Author: Hal Hill and Chris Manning, ANU
President Susilo Bambang Yudhoyono (universally known as SBY) announced the cabinet for his second five-year term shortly after his inauguration on October 20. Its composition and quality provide one of the best indications of the president’s policy priorities, as well as his political strategy.
SBY’s Democrat Party emerged as the major, though minority, party at the April parliamentary polls, while he had a resounding victory in the July presidential election. He is therefore in a much stronger position than in 2004. In May, he made a surprising choice of Dr Boediono as his vice presidential running mate, a ‘non-politician’, a respected economic policy maker (and also an Australian graduate).
Despite greater success in the polls, however, he has still decided to opt for ‘rainbow cabinet’ with an eye to getting bills passed in the DPR, the lower house of parliament. The new cabinet reflects these compromises. The majority of the 37 portfolios have gone mostly to party people. Overall SBYs grand coalition of Muslim parties received twelve, Golkar three and SBY’s own party seven. The balance has gone to professionals, most notably in the field of economics.
Consistency in economic policy and a clear agenda for policy reform were two stumbling blocks for the previous administration. This time it might be different. Unlike the previous Vice President, Jusuf Kalla, Boediono can be expected to provide greater coherence in economic policy. Working with him will be three highly accomplished women, all with doctorates in economics.
Sri Mulyani Indrawati, an able, tough and outspoken Finance Minister, continues in that position, and is certain to want to continue her wide-ranging reform agenda.
Mari Pangestu, like Boediono an Australian graduate, and the most knowledgeable trade minister in the region, retains her post. One item already on the bilateral agenda is the Australia-Indonesia Free Trade Agreement which Minister Pangestu (who has written widely on the benefits of an open trade regime) is committed to completing. She is likely to strike a tough but reasonable bargain on sensitive issues such as agriculture.
They will be joined by a newcomer, Armida Alisjahbana, as planning minister, who should give that agency a much-needed boost in its main task of coordinating development policies, after several years in the doldrums.
Overall, the economics team is arguably the most highly credentialed in the Asia-Pacific region and signals a commitment to conservative macroeconomic management, an open foreign trade and investment regime and an active role in regional and international forums. Their Australian counterparts will find them to be natural allies on a range of regional and global issues, from the G20 to the East Asian Summit.
Greater consistency in economic policy is also likely to result from the appointment of a special Presidential Unit for Management of Reform (Indonesia’s ‘West Wing’) under the respected Kuntoro Mangkusubroto, former Head of the Aceh Nias Reconstruction Agency.
Two businessmen who join the cabinet as head of the Department of Industry and the Investment Coordinating Board can both be expected to promote the interests of domestic business strongly. But this is unlikely to accompany any significant increase in restrictions on foreign trade or investment.
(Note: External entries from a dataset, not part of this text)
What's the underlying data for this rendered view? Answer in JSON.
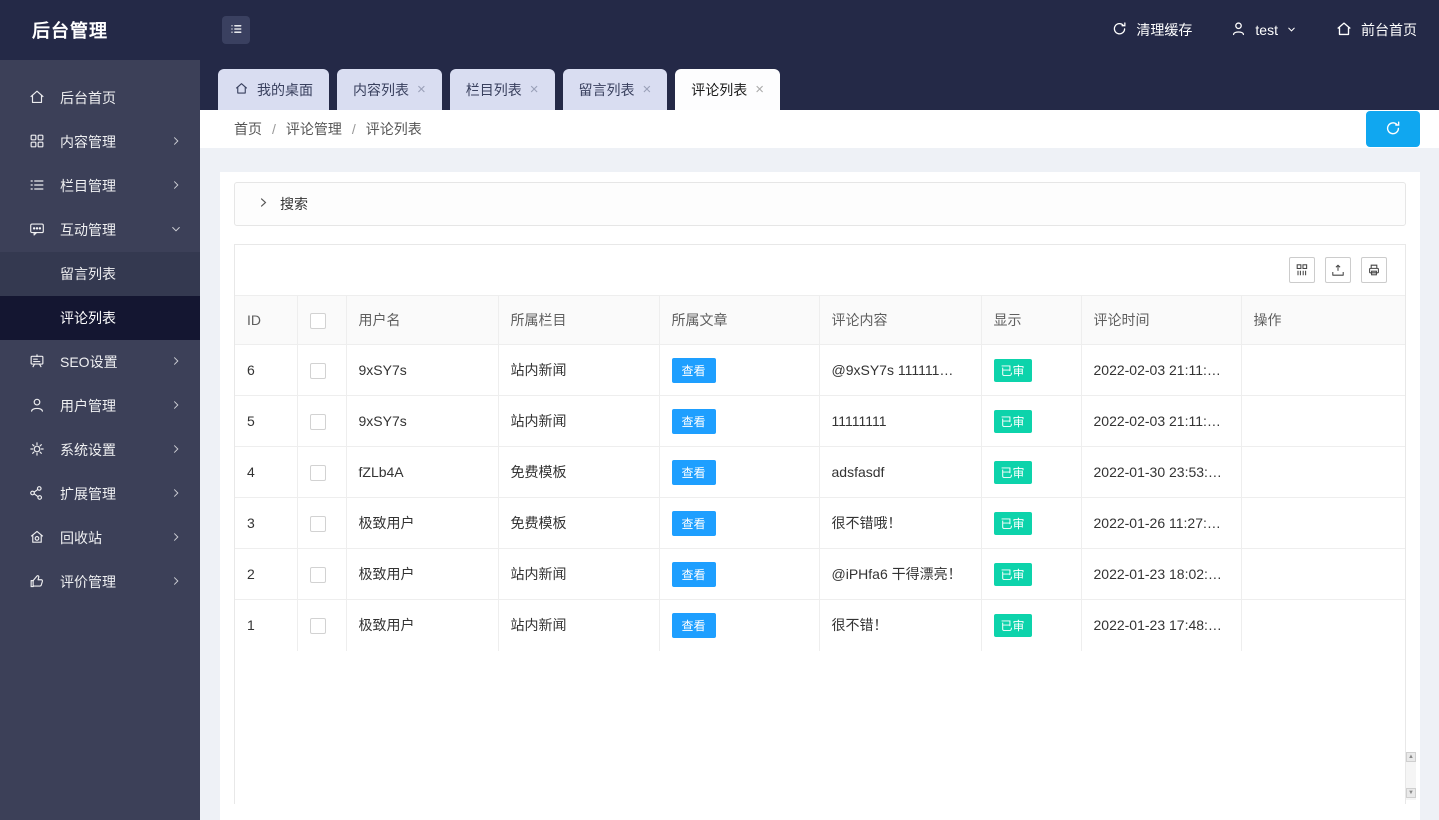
{
  "header": {
    "title": "后台管理",
    "clear_cache": "清理缓存",
    "username": "test",
    "front_home": "前台首页"
  },
  "sidebar": {
    "items": [
      {
        "label": "后台首页"
      },
      {
        "label": "内容管理"
      },
      {
        "label": "栏目管理"
      },
      {
        "label": "互动管理"
      },
      {
        "label": "SEO设置"
      },
      {
        "label": "用户管理"
      },
      {
        "label": "系统设置"
      },
      {
        "label": "扩展管理"
      },
      {
        "label": "回收站"
      },
      {
        "label": "评价管理"
      }
    ],
    "sub_items": [
      {
        "label": "留言列表",
        "active": false
      },
      {
        "label": "评论列表",
        "active": true
      }
    ]
  },
  "tabs": {
    "items": [
      {
        "label": "我的桌面",
        "closable": false,
        "active": false
      },
      {
        "label": "内容列表",
        "closable": true,
        "active": false
      },
      {
        "label": "栏目列表",
        "closable": true,
        "active": false
      },
      {
        "label": "留言列表",
        "closable": true,
        "active": false
      },
      {
        "label": "评论列表",
        "closable": true,
        "active": true
      }
    ]
  },
  "breadcrumb": {
    "items": [
      "首页",
      "评论管理",
      "评论列表"
    ],
    "separator": "/"
  },
  "search": {
    "label": "搜索"
  },
  "toolbar_icons": [
    "columns-filter-icon",
    "export-icon",
    "print-icon"
  ],
  "table": {
    "columns": {
      "id": "ID",
      "username": "用户名",
      "category": "所属栏目",
      "article": "所属文章",
      "content": "评论内容",
      "display": "显示",
      "time": "评论时间",
      "actions": "操作"
    },
    "view_label": "查看",
    "rows": [
      {
        "id": "6",
        "username": "9xSY7s",
        "category": "站内新闻",
        "content": "@9xSY7s 111111…",
        "status": "已审",
        "time": "2022-02-03 21:11:…"
      },
      {
        "id": "5",
        "username": "9xSY7s",
        "category": "站内新闻",
        "content": "11111111",
        "status": "已审",
        "time": "2022-02-03 21:11:…"
      },
      {
        "id": "4",
        "username": "fZLb4A",
        "category": "免费模板",
        "content": "adsfasdf",
        "status": "已审",
        "time": "2022-01-30 23:53:…"
      },
      {
        "id": "3",
        "username": "极致用户",
        "category": "免费模板",
        "content": "很不错哦！",
        "status": "已审",
        "time": "2022-01-26 11:27:…"
      },
      {
        "id": "2",
        "username": "极致用户",
        "category": "站内新闻",
        "content": "@iPHfa6 干得漂亮！",
        "status": "已审",
        "time": "2022-01-23 18:02:…"
      },
      {
        "id": "1",
        "username": "极致用户",
        "category": "站内新闻",
        "content": "很不错！",
        "status": "已审",
        "time": "2022-01-23 17:48:…"
      }
    ]
  },
  "icons": {
    "close": "×"
  },
  "colors": {
    "accent_blue": "#1e9fff",
    "refresh_blue": "#10a7f0",
    "badge_green": "#0dd3ab",
    "header_bg": "#242947",
    "sidebar_bg": "#3c4058",
    "active_item_bg": "#141631",
    "tab_bg": "#d9ddf1",
    "page_bg": "#eef1f6"
  }
}
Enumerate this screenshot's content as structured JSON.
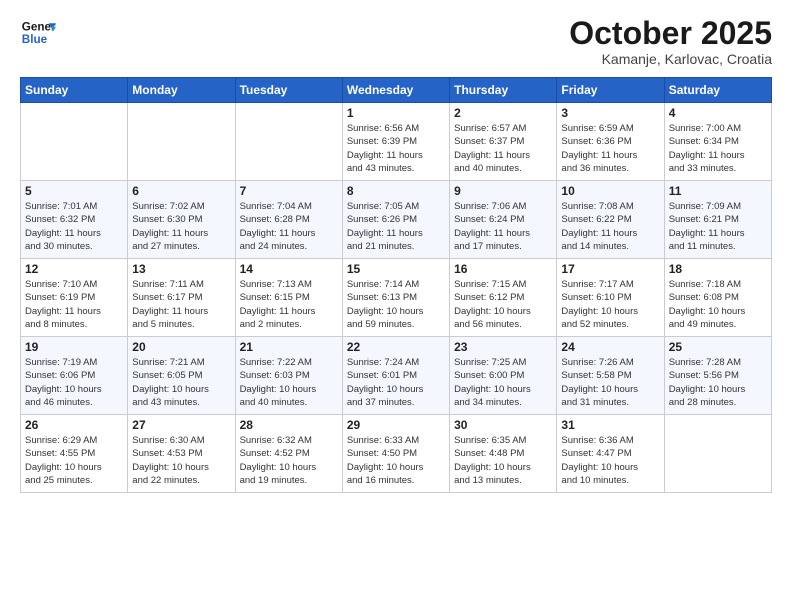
{
  "logo": {
    "line1": "General",
    "line2": "Blue"
  },
  "title": "October 2025",
  "location": "Kamanje, Karlovac, Croatia",
  "days_of_week": [
    "Sunday",
    "Monday",
    "Tuesday",
    "Wednesday",
    "Thursday",
    "Friday",
    "Saturday"
  ],
  "weeks": [
    [
      {
        "day": "",
        "info": ""
      },
      {
        "day": "",
        "info": ""
      },
      {
        "day": "",
        "info": ""
      },
      {
        "day": "1",
        "info": "Sunrise: 6:56 AM\nSunset: 6:39 PM\nDaylight: 11 hours\nand 43 minutes."
      },
      {
        "day": "2",
        "info": "Sunrise: 6:57 AM\nSunset: 6:37 PM\nDaylight: 11 hours\nand 40 minutes."
      },
      {
        "day": "3",
        "info": "Sunrise: 6:59 AM\nSunset: 6:36 PM\nDaylight: 11 hours\nand 36 minutes."
      },
      {
        "day": "4",
        "info": "Sunrise: 7:00 AM\nSunset: 6:34 PM\nDaylight: 11 hours\nand 33 minutes."
      }
    ],
    [
      {
        "day": "5",
        "info": "Sunrise: 7:01 AM\nSunset: 6:32 PM\nDaylight: 11 hours\nand 30 minutes."
      },
      {
        "day": "6",
        "info": "Sunrise: 7:02 AM\nSunset: 6:30 PM\nDaylight: 11 hours\nand 27 minutes."
      },
      {
        "day": "7",
        "info": "Sunrise: 7:04 AM\nSunset: 6:28 PM\nDaylight: 11 hours\nand 24 minutes."
      },
      {
        "day": "8",
        "info": "Sunrise: 7:05 AM\nSunset: 6:26 PM\nDaylight: 11 hours\nand 21 minutes."
      },
      {
        "day": "9",
        "info": "Sunrise: 7:06 AM\nSunset: 6:24 PM\nDaylight: 11 hours\nand 17 minutes."
      },
      {
        "day": "10",
        "info": "Sunrise: 7:08 AM\nSunset: 6:22 PM\nDaylight: 11 hours\nand 14 minutes."
      },
      {
        "day": "11",
        "info": "Sunrise: 7:09 AM\nSunset: 6:21 PM\nDaylight: 11 hours\nand 11 minutes."
      }
    ],
    [
      {
        "day": "12",
        "info": "Sunrise: 7:10 AM\nSunset: 6:19 PM\nDaylight: 11 hours\nand 8 minutes."
      },
      {
        "day": "13",
        "info": "Sunrise: 7:11 AM\nSunset: 6:17 PM\nDaylight: 11 hours\nand 5 minutes."
      },
      {
        "day": "14",
        "info": "Sunrise: 7:13 AM\nSunset: 6:15 PM\nDaylight: 11 hours\nand 2 minutes."
      },
      {
        "day": "15",
        "info": "Sunrise: 7:14 AM\nSunset: 6:13 PM\nDaylight: 10 hours\nand 59 minutes."
      },
      {
        "day": "16",
        "info": "Sunrise: 7:15 AM\nSunset: 6:12 PM\nDaylight: 10 hours\nand 56 minutes."
      },
      {
        "day": "17",
        "info": "Sunrise: 7:17 AM\nSunset: 6:10 PM\nDaylight: 10 hours\nand 52 minutes."
      },
      {
        "day": "18",
        "info": "Sunrise: 7:18 AM\nSunset: 6:08 PM\nDaylight: 10 hours\nand 49 minutes."
      }
    ],
    [
      {
        "day": "19",
        "info": "Sunrise: 7:19 AM\nSunset: 6:06 PM\nDaylight: 10 hours\nand 46 minutes."
      },
      {
        "day": "20",
        "info": "Sunrise: 7:21 AM\nSunset: 6:05 PM\nDaylight: 10 hours\nand 43 minutes."
      },
      {
        "day": "21",
        "info": "Sunrise: 7:22 AM\nSunset: 6:03 PM\nDaylight: 10 hours\nand 40 minutes."
      },
      {
        "day": "22",
        "info": "Sunrise: 7:24 AM\nSunset: 6:01 PM\nDaylight: 10 hours\nand 37 minutes."
      },
      {
        "day": "23",
        "info": "Sunrise: 7:25 AM\nSunset: 6:00 PM\nDaylight: 10 hours\nand 34 minutes."
      },
      {
        "day": "24",
        "info": "Sunrise: 7:26 AM\nSunset: 5:58 PM\nDaylight: 10 hours\nand 31 minutes."
      },
      {
        "day": "25",
        "info": "Sunrise: 7:28 AM\nSunset: 5:56 PM\nDaylight: 10 hours\nand 28 minutes."
      }
    ],
    [
      {
        "day": "26",
        "info": "Sunrise: 6:29 AM\nSunset: 4:55 PM\nDaylight: 10 hours\nand 25 minutes."
      },
      {
        "day": "27",
        "info": "Sunrise: 6:30 AM\nSunset: 4:53 PM\nDaylight: 10 hours\nand 22 minutes."
      },
      {
        "day": "28",
        "info": "Sunrise: 6:32 AM\nSunset: 4:52 PM\nDaylight: 10 hours\nand 19 minutes."
      },
      {
        "day": "29",
        "info": "Sunrise: 6:33 AM\nSunset: 4:50 PM\nDaylight: 10 hours\nand 16 minutes."
      },
      {
        "day": "30",
        "info": "Sunrise: 6:35 AM\nSunset: 4:48 PM\nDaylight: 10 hours\nand 13 minutes."
      },
      {
        "day": "31",
        "info": "Sunrise: 6:36 AM\nSunset: 4:47 PM\nDaylight: 10 hours\nand 10 minutes."
      },
      {
        "day": "",
        "info": ""
      }
    ]
  ]
}
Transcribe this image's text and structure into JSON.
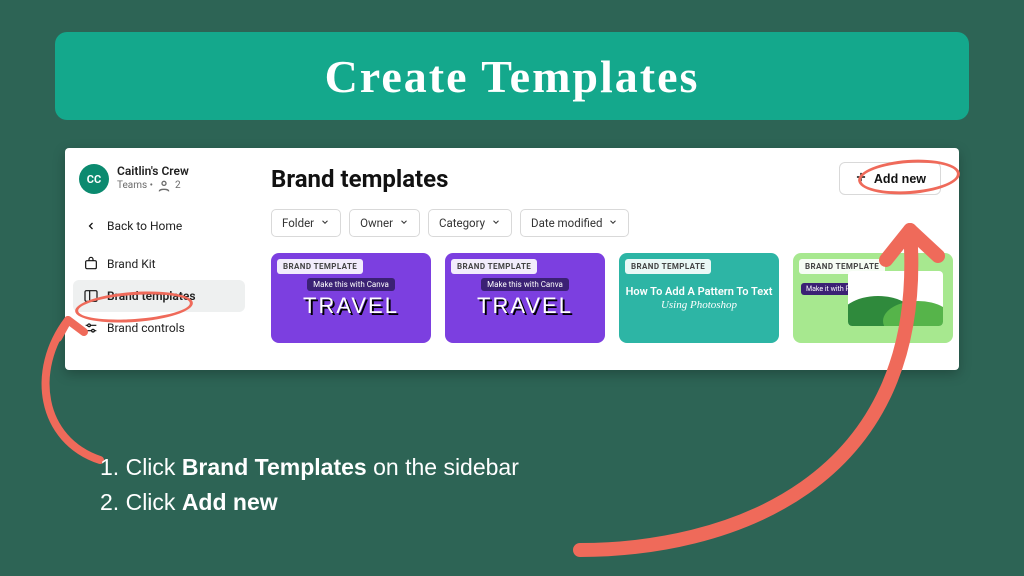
{
  "banner": {
    "title": "Create Templates"
  },
  "sidebar": {
    "avatar_initials": "CC",
    "team_name": "Caitlin's Crew",
    "team_sub_prefix": "Teams •",
    "team_member_count": "2",
    "back_label": "Back to Home",
    "items": [
      {
        "label": "Brand Kit"
      },
      {
        "label": "Brand templates"
      },
      {
        "label": "Brand controls"
      }
    ]
  },
  "main": {
    "title": "Brand templates",
    "add_label": "Add new",
    "filters": [
      {
        "label": "Folder"
      },
      {
        "label": "Owner"
      },
      {
        "label": "Category"
      },
      {
        "label": "Date modified"
      }
    ],
    "card_tag": "BRAND TEMPLATE",
    "cards": {
      "travel_ribbon": "Make this with Canva",
      "travel_big": "TRAVEL",
      "pattern_line1": "How To Add A Pattern To Text",
      "pattern_line2": "Using Photoshop",
      "green_label": "Make it with Photoshop"
    }
  },
  "instructions": {
    "step1_prefix": "Click ",
    "step1_bold": "Brand Templates",
    "step1_suffix": " on the sidebar",
    "step2_prefix": "Click ",
    "step2_bold": "Add new"
  },
  "colors": {
    "annotation": "#ef6a5a"
  }
}
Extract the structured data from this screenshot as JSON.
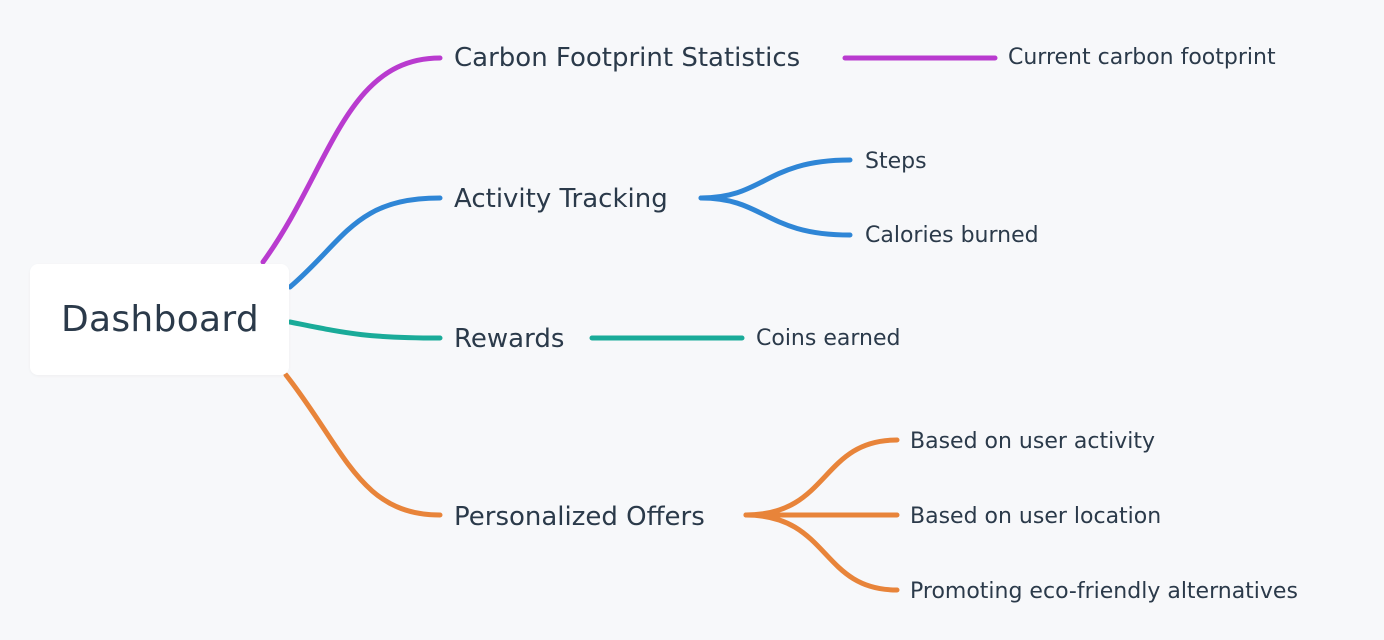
{
  "mindmap": {
    "root": {
      "label": "Dashboard"
    },
    "branches": [
      {
        "label": "Carbon Footprint Statistics",
        "color": "#b93bcf",
        "children": [
          {
            "label": "Current carbon footprint"
          }
        ]
      },
      {
        "label": "Activity Tracking",
        "color": "#2f86d6",
        "children": [
          {
            "label": "Steps"
          },
          {
            "label": "Calories burned"
          }
        ]
      },
      {
        "label": "Rewards",
        "color": "#1aab99",
        "children": [
          {
            "label": "Coins earned"
          }
        ]
      },
      {
        "label": "Personalized Offers",
        "color": "#e8843a",
        "children": [
          {
            "label": "Based on user activity"
          },
          {
            "label": "Based on user location"
          },
          {
            "label": "Promoting eco-friendly alternatives"
          }
        ]
      }
    ]
  }
}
Other professional appointments have been made to the important ministries of foreign affairs, home affairs, education, health and public works. SBY has dropped some controversial ministers, including the protectionist agriculture minister and the conspiratorial health minister. The removal of both bodes well for greater international cooperation.
The President’s desire for a more activist role for Indonesia in regional and global affairs should be furthered by the appointment of Dr. Marty Natalegawa, as Foreign Minister. Dr. Natalegawa is an eloquent and internationally respected former Head of the Indonesian Delegation to the United Nations (and also an Australian graduate).
This has been a very good year for Indonesia. A decade ago, the economy was on the ropes, there was nasty ethnic conflict, and the possibility of territorial disintegration could not be discounted. Twelve months ago there was great uncertainty, both about the effects of the global financial crisis and the conduct and outcome of the parliamentary and presidential elections. In the event, the former has had a surprisingly mild effect while the latter went off smoothly. In the economic field, at least, SBY’s new cabinet can be expected to consolidate these gains. It would be a pity if the Australian media focus on boat people and Balibo distracted our attention from these hugely important developments.
Hal Hill and Chris Manning are economists with the ANU’s Indonesia Project.
This article first appeared in the Australian Financial Review.